Florida-Fresh Tomatoes Lead National Production

by RYAN MILEJCZAK

Sponsored by Farm Credit of Central Florida

Florida gets plenty of attention for its fruit, from oranges to watermelons and more. But did you know that Florida is also the nation’s top producer of fresh market tomatoes? In fact, 70% of all fresh-market tomatoes grown in the U.S. come from right here in the Sunshine State!

While commonly associated with Italy and its cuisine, the tomato (Solanum lycopersicum) is actually native to the Americas, where it was first cultivated in Mesoamerica by 500 BCE or even earlier. It’s a member of the nightshade family, along with many other new world crops like potatoes, chili peppers, and of course, the tomatillo (to name just a few). However, it wasn’t until about 1870 that they were first grown commercially here in Florida, with the first farms growing them likely being in Manatee County. 

Today, Manatee County is still one of the main producers of tomatoes along with Hillsborough; together, they represent 40% of total tomato production in Florida. Tomatoes are also grown commercially in Sumter, Lee, Palm Beach, Martin, Collier, and Miami-Dade counties. 

Tomatoes thrive in Florida thanks to its hot climate (not surprising, considering their origins in the sweltering hot regions of Mexico and Central America). 

In the 2024 season, there were 24,000 acres of commercial tomato cultivation across the state of Florida, of which 23,200 acres were harvested. Total production for 2024 was 638 million pounds, down 27% from 2023. This represented a total production value of $331 million, making it the state’s second-most valuable crop overall, second only to strawberries. 

Tomatoes are a labor-intensive crop to harvest, and a 2017 estimate stated that about 30,000 workers are employed to harvest, and this in addition to non-harvest employment means the Florida tomato industry also helps provide jobs for our state. 

Like most Florida crops, the majority of tomato varieties cultivated in our state were developed by the folks over at UF/IFAS, which began all the way back in 1922. Some popular varieties include Fla. 7804 and Tasti-Lee Fla. 8153.

Tomatoes in Florida are generally planted between August and February, and the Florida Tomato season runs from October to June, with peak harvest from November to January and April to May. This nice, long season helps secure Florida’s spot as the nation’s top producer of fresh-market tomatoes (meaning they’re meant for direct consumption, rather than further processing into sauces and other products). 

A common debate is whether the tomato is a fruit or a vegetable.
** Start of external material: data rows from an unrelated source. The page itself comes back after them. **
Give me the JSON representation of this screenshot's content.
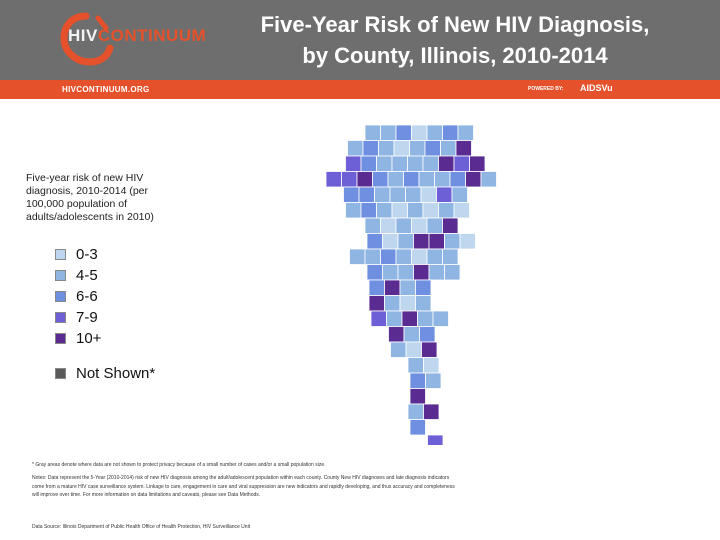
{
  "header": {
    "logo_prefix": "HIV",
    "logo_suffix": "CONTINUUM",
    "title_line1": "Five-Year Risk of New HIV Diagnosis,",
    "title_line2": "by County, Illinois, 2010-2014",
    "site_url": "HIVCONTINUUM.ORG",
    "powered_by": "POWERED BY:",
    "powered_brand": "AIDSVu"
  },
  "colors": {
    "header_bg": "#6e6e6e",
    "accent": "#e5512b",
    "bin_0_3": "#bfd7ee",
    "bin_4_5": "#8fb5e2",
    "bin_6_6": "#6f8fe0",
    "bin_7_9": "#6d5fd6",
    "bin_10_plus": "#5a2c91",
    "not_shown": "#5a5a5a"
  },
  "legend": {
    "title": "Five-year risk of  new HIV diagnosis, 2010-2014 (per 100,000 population of adults/adolescents in 2010)",
    "items": [
      {
        "label": "0-3",
        "color": "#bfd7ee"
      },
      {
        "label": "4-5",
        "color": "#8fb5e2"
      },
      {
        "label": "6-6",
        "color": "#6f8fe0"
      },
      {
        "label": "7-9",
        "color": "#6d5fd6"
      },
      {
        "label": "10+",
        "color": "#5a2c91"
      },
      {
        "label": "Not Shown*",
        "color": "#5a5a5a"
      }
    ]
  },
  "footnotes": {
    "asterisk": "* Gray areas denote where data are not shown to protect privacy because of a small number of cases and/or a small population size.",
    "notes": "Notes: Data represent the 5-Year (2010-2014) risk of new HIV diagnosis among the adult/adolescent population within each county. County New HIV diagnoses and late diagnosis indicators come from a mature HIV case surveillance system. Linkage to care, engagement in care and viral suppression are new indicators and rapidly developing, and thus accuracy and completeness will improve over time. For more information on data limitations and caveats, please see Data Methods.",
    "source": "Data Source: Illinois Department of Public Health Office of Health Protection, HIV Surveillance Unit"
  },
  "map": {
    "region": "Illinois counties",
    "fill_pattern": [
      "..1120121..",
      ".12101214..",
      ".321111434.",
      "33421211241",
      ".22111031...",
      ".12101010...",
      "..101014....",
      "..2014410...",
      ".1121011....",
      "..211411....",
      "..2412......",
      "..4101......",
      "..31411.....",
      "...412......",
      "...104......",
      "....10......",
      "....21......",
      "....4.......",
      "....14......",
      "....2.......",
      ".....3......"
    ]
  }
}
In fact, the answer depends on who you ask; while in the culinary world it’s considered a vegetable, in the botanical world, it’s a fruit — more specifically, a berry. 

In fact, this debate was even at the center of a legal dispute when, in 1893, the US Supreme Court declared it a vegetable, rather than a fruit, for tariff purposes. 

Regardless of what you consider it, tomatoes are a healthy addition to any meal. They are low in calories, an excellent source of vitamin C, and rich in lycopene, which may have positive impacts on cardiovascular health. They’re also versatile and can be used in a wide range of recipes; they can be turned into sauces and relishes, fried, stuffed, placed in a sandwich, or even made into jam. And they’re a key part of our state’s diverse cuisines.